Haley was a proponent of brief therapies that focused on solving concrete and immediate problems rather than delving into the past for root causes. Developed by Mr. Haley’s mentor, Milton H. Erickson, the approach also shifted the focus from the client in isolation to the social context, particularly the family unit. Haley once wrote that “my most significant contribution is breaking therapy down to a practice of specific skills — of simple ideas, skills and techniques. This is quite different from the non-directive ideology the field had when I first got into it.” Jay Douglas Haley was born in Midwest, Wyo., and grew up in California. After serving in the Army, he graduated from the University of California at Los Angeles in 1948. He also received an undergraduate degree in library science from the University of California at Berkeley in 1951 and a master’s degree in communication from Stanford University in 1953.

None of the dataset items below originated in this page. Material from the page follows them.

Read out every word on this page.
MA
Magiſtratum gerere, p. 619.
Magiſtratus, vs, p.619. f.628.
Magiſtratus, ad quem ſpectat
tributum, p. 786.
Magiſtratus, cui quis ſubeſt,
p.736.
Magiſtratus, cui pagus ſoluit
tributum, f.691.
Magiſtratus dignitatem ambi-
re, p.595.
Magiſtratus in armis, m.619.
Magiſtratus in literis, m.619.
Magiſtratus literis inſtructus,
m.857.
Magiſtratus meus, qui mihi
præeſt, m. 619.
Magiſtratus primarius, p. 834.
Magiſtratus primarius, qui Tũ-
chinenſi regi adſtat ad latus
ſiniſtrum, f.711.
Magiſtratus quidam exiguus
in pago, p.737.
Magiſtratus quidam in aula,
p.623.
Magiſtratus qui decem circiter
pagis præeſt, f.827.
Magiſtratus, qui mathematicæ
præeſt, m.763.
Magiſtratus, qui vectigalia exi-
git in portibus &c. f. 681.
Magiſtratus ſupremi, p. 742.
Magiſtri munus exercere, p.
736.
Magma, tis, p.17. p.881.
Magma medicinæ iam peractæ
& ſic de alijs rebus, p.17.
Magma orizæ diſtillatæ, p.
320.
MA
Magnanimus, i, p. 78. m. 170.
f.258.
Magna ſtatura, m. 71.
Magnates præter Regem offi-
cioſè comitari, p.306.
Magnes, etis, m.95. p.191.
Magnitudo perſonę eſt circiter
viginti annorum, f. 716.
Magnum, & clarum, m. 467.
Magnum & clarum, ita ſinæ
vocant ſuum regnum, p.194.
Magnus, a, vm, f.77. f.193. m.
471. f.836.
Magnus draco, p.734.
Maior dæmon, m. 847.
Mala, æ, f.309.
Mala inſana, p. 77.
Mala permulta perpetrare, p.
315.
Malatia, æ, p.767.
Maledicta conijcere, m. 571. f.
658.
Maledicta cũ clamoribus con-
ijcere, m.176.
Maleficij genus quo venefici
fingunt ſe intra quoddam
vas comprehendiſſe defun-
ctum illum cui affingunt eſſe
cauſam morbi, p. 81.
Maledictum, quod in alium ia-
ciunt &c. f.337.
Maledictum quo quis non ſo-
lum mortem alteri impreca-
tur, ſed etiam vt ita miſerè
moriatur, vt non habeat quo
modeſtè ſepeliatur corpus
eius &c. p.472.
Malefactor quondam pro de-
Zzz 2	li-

At Stanford, Haley worked with linguist and anthropologist Gregory Bateson on a team project investigating schizophrenia. The team developed the double bind theory of schizophrenia, which attributed the mental illness to a young person’s participation in dysfunctional communication patterns within the family. Although the theory is now discredited as a cause of schizophrenia, it provided Haley with a model for exploring communication in families. Haley was director of family experimentation at the Mental Research Institute in Palo Alto, Calif., before becoming director of family research at the Philadelphia Child Guidance Clinic, where he worked with Salvador Minuchin, a major figure in family therapy. With Minuchin, he did pioneering work in training lay people to work as family therapists. He also encouraged therapists to focus on the needs of underprivileged and ethnically diverse families. In 1974, he co-founded the Family Therapy Institute, based in Chevy Chase. Under his leadership during the next two decades, it became one of the nation’s leading training institutes. He also taught at the University of Maryland, Howard University and the University of Pennsylvania.

He was the author of more than 100 scholarly papers and 21 books, including “Strategies of Psychotherapy” (1963), “Uncommon Therapy” (1972), “Leaving Home: The Therapy of Disturbed Young People” (1981) and “The Power Tactics of Jesus Christ and Other Essays” (1999). His marriages to Elizabeth Kuehn Haley and Cloe Madanes ended in divorce.